Yo había decidido fumar hace muchos años y los humos se habían impregnado en mi piel, en todas las prendas, en el mismísimo vaso que luego por las mañanas a burbujas muertas pasaba por agua, en los rincones de todas las habitaciones por las que había pasado, en los pajonales, en todos mis discursos políticos, éticos, estéticos, esotéricos, se recostaba conmigo y se levantaba más tarde, había llevado ese humo a los límites más remotos, a los lugares más incendiables, a los vientos más puros, sobre las ruedas del destino más cruel, por encima de los enfermos, sobre las bocas de mis amores, en las entradas de los duelos más dolorosos, en los cementerios por noches, en los balcones por los días, en las ausencias, en mi madre, con mi padre y de nada valía. El cigarrillo se había convertido en una parte extendida de mi corporalidad, en esa extensión en la que, como a los enfermos, deberían cortar para poder seguir recuperando las partes en las que no se había extendido la mutación de la contaminación, había que recortar por los lados todo tipo de registro sonoro en ese inhalar y exhalar que ajustaba mis pulmones en el rincón de la muerte, frente a la devastada vida.

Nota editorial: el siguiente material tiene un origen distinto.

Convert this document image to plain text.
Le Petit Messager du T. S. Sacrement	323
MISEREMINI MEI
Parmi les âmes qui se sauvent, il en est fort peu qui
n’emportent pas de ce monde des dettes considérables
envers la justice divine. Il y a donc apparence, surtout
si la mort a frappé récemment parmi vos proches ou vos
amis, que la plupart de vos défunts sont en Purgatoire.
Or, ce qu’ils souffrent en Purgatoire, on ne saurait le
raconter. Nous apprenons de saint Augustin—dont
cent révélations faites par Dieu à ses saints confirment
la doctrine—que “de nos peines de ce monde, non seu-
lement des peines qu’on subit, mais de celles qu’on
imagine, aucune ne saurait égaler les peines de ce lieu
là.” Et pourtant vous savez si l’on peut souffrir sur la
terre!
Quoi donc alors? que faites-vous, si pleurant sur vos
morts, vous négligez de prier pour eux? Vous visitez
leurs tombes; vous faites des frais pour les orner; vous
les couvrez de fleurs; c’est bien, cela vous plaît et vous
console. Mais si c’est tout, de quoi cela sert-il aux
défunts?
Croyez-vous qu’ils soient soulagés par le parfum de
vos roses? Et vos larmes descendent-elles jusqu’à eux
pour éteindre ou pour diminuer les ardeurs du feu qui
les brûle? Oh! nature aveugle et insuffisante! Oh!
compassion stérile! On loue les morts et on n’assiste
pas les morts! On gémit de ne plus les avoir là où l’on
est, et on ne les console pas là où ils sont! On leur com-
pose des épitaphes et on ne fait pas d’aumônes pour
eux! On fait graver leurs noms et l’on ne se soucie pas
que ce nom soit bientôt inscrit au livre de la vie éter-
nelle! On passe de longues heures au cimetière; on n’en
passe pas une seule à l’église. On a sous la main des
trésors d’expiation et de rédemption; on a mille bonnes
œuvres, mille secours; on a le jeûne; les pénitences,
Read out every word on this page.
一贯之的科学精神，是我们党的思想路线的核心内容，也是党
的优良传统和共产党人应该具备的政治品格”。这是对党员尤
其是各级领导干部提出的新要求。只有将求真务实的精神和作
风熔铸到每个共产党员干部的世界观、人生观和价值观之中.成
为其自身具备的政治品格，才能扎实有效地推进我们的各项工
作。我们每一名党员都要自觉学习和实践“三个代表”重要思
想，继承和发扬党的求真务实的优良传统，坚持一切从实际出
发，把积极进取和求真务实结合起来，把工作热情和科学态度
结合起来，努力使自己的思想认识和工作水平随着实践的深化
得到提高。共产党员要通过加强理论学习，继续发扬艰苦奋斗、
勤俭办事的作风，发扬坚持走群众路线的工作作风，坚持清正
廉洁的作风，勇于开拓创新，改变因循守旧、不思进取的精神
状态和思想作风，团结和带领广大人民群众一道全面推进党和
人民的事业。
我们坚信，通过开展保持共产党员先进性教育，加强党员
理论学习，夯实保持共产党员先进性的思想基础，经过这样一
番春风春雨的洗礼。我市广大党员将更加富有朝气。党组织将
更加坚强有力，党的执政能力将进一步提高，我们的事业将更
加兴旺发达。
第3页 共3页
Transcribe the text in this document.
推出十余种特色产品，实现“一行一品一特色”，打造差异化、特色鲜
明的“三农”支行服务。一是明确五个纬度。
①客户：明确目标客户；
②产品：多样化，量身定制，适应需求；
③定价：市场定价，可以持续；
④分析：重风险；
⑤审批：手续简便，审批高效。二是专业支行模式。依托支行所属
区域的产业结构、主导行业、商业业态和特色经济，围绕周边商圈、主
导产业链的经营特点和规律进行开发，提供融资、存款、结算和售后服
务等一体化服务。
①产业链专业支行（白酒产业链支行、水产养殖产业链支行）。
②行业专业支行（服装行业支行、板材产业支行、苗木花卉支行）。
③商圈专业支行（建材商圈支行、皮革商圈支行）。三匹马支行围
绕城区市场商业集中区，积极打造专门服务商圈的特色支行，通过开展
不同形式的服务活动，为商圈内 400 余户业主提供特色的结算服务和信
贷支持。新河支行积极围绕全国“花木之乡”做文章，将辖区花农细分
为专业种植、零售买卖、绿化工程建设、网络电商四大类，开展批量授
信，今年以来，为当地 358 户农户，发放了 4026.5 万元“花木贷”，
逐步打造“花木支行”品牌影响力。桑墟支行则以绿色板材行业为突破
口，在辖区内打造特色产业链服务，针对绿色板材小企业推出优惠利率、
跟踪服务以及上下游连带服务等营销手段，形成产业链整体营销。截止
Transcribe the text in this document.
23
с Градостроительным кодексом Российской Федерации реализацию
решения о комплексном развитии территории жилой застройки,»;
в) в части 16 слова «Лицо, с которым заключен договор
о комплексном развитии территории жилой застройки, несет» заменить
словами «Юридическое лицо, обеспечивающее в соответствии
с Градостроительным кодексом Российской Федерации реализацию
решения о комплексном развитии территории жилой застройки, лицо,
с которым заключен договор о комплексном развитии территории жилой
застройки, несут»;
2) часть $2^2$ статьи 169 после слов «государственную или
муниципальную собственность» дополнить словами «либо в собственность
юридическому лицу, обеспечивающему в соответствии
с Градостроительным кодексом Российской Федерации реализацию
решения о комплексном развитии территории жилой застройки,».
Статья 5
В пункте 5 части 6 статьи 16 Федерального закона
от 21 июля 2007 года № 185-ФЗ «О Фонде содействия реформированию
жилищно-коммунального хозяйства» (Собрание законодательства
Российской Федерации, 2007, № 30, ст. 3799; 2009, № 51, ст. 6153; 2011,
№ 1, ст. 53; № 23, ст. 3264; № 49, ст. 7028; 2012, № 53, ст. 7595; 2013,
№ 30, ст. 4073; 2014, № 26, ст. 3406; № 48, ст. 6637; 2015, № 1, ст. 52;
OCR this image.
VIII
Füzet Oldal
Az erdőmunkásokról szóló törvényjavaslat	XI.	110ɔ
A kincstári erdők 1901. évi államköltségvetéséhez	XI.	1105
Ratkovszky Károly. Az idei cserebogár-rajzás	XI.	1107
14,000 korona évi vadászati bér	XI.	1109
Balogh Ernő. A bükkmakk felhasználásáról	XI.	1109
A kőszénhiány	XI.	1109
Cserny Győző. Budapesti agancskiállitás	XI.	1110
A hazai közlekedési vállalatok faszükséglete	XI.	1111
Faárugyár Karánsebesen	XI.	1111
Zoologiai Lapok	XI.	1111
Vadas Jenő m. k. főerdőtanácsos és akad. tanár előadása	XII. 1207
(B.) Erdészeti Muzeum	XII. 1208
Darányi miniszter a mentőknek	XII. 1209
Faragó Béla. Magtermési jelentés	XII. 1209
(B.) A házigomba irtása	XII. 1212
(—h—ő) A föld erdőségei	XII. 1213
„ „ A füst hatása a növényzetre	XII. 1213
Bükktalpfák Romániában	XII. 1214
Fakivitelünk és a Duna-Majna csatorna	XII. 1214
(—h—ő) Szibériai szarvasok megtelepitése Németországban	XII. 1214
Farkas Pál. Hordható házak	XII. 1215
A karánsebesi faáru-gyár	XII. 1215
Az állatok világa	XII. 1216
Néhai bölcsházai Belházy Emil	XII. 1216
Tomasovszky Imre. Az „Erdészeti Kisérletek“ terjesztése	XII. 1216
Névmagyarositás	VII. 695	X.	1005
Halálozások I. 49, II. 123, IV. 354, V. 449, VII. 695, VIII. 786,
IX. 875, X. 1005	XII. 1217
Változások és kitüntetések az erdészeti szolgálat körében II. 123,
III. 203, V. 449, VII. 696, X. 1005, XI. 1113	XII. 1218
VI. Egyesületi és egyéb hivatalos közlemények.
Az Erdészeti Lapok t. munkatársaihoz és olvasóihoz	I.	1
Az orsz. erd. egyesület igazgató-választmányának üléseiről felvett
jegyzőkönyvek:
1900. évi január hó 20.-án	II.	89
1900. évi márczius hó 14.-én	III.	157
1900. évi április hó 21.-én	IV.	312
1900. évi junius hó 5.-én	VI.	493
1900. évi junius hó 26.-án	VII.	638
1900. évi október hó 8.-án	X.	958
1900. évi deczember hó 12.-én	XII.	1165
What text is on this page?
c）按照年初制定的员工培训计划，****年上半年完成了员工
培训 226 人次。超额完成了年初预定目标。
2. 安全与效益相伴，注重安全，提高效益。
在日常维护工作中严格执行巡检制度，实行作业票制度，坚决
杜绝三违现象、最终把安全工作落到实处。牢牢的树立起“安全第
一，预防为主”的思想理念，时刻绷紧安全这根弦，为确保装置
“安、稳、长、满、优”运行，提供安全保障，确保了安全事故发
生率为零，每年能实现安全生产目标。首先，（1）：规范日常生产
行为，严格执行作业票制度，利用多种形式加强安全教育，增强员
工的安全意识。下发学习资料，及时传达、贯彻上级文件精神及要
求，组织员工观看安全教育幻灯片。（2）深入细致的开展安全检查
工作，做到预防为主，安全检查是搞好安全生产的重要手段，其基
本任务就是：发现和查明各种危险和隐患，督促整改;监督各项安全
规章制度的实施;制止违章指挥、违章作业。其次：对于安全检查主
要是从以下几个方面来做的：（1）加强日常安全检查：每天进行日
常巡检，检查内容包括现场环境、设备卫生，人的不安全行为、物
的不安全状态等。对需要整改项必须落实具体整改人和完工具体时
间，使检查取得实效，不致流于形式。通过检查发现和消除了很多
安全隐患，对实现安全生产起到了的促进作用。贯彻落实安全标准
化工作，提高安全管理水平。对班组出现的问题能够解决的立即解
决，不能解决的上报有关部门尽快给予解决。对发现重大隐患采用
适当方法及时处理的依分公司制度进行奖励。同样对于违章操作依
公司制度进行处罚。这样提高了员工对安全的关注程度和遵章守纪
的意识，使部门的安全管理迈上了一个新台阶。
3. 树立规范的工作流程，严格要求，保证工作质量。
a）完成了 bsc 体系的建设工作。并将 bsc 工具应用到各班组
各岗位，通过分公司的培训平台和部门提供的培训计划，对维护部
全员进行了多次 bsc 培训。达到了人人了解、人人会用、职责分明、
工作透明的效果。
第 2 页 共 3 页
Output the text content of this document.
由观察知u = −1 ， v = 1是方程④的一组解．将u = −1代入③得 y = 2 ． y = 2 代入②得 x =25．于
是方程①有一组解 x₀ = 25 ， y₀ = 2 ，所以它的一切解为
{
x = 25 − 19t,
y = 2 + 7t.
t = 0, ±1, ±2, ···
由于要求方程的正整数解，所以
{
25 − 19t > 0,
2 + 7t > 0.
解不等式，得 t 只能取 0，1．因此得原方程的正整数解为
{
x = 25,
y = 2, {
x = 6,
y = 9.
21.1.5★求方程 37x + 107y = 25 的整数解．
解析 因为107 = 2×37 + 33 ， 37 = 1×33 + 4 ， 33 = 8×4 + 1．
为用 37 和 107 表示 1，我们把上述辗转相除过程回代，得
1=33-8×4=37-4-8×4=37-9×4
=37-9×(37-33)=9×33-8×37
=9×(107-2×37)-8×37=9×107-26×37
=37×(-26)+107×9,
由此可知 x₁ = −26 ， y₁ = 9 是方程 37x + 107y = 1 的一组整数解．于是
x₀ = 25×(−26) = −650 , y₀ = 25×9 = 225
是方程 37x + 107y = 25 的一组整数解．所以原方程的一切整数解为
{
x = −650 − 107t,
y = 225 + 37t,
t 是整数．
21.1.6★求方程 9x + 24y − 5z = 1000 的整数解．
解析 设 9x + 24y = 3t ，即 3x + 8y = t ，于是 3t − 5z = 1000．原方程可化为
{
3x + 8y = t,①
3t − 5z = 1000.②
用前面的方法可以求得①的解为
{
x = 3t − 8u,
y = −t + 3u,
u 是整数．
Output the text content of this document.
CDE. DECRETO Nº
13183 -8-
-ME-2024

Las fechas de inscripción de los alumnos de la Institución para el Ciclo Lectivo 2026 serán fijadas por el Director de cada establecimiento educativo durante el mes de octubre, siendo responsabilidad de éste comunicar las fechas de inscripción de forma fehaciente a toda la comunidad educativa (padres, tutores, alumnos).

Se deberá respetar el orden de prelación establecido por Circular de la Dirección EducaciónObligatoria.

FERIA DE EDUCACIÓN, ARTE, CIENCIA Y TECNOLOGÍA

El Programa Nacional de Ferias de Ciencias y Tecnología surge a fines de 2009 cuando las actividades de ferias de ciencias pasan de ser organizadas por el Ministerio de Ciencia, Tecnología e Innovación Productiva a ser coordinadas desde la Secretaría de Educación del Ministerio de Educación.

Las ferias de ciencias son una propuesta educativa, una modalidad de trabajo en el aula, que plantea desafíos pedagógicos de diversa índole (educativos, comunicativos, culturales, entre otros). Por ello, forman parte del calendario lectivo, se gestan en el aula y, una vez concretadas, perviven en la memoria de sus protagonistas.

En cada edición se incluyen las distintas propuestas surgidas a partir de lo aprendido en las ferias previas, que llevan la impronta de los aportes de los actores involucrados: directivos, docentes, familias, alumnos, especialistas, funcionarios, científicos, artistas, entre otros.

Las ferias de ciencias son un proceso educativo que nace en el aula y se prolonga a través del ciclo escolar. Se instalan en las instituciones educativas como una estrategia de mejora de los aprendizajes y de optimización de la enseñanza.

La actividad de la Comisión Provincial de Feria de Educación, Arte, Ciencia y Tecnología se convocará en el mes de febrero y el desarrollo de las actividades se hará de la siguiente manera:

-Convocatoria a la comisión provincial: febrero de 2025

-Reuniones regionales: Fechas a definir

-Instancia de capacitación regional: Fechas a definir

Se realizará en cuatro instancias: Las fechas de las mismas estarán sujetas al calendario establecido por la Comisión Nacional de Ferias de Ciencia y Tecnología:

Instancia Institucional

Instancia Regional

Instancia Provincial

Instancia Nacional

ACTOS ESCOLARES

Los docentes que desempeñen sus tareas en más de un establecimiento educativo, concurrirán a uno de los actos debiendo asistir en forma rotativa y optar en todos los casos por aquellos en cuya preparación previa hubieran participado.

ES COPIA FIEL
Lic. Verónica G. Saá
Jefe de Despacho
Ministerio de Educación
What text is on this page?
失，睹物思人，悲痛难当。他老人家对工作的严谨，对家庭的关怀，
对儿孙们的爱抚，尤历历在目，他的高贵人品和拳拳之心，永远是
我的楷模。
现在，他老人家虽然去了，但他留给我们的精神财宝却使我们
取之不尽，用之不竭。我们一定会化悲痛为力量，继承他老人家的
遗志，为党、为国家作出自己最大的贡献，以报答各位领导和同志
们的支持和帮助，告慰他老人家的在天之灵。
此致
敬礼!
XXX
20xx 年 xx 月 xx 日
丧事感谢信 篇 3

Había comprendido para entonces que era mejor quitarme del medio, ese medio que se me presentaba como el mundo que tengo a mi posesión, ese eterno tanque basural al cuál le tiro insistentemente una comida de bencina, unas semillas de alquitrán, algunos restos de plásticos y no habían flores por crecer. De todas maneras él me dejaría más temprano o más tarde, lo presentía, tenía esa amargura como de mate mañanero que me avisaba en el fondo y por los frentes que una tarde de verano, muy previo al amanecer de las flores de cosecha me habría abandonado y yo estaría ahí, tirado en una plaza nuevamente esperando que se seque mi pantalón para poder sentarme en otra habitación e intentar no fumar porque se como es esto, uno comienza gustando, comienza por envolver de razones amorosas el intento de encender un tabaco, de razones lógicamente románticas, sistemáticas que también lo llenan a uno de condiciones dolorosas en el explicar cuándo se comenzó con este hábito, hablar de los gitanos americanos, de las rosas maravillosas, de ansiedades a veces y de angustias otras, de renegar por los precios, tragar un vaso de oscuridad y dejar el secreto guardado entre la lengua y los dientes que faltan. No había comprobado hasta ese entonces que la gente veía mis amuletos, mis cigarrillos, todos mis encendedores robados como una parte inanimada de mi cuerpo y entonces la relación matemática comenzaba, bastaba con pedirme que dejara de fumar en su balcón del piso 18 para pedirme que baje a la calle y que no vuelva con ese aroma de arrabal o que una relación amorosa debería terminar porque el humo se pegaba a los ojos y apenas se veían las palabras en esas revistas que algunas veces hablan de efemérides y otras veces de las cremas de aloe vera.

Entrando al aire

Perdón que utilice todos los medios disponibles al alcance de mi débil mano que te rodea los pómulos y que comience por descifrar esa minúscula magia que a granitos vas desnudando de una boca redondeada y azulada la verdad del mundo y es cierto, no es suficiente y te he oído hablar al respecto, siempre fuiste un poco franco cuando de heridas o verdades, que es lo mismo, se habla. Pero creo que tenemos que hablar de un indescifrable texto que no has leído, esa amargura vana, siempre me ha costado dejar las cenizas del puro sobre la curbeante mesa, pero de otras cenizas de las que no pudimos hablar son las de los cuerpos rondeantes, ese suave y volátil. Que cosa misteriosa.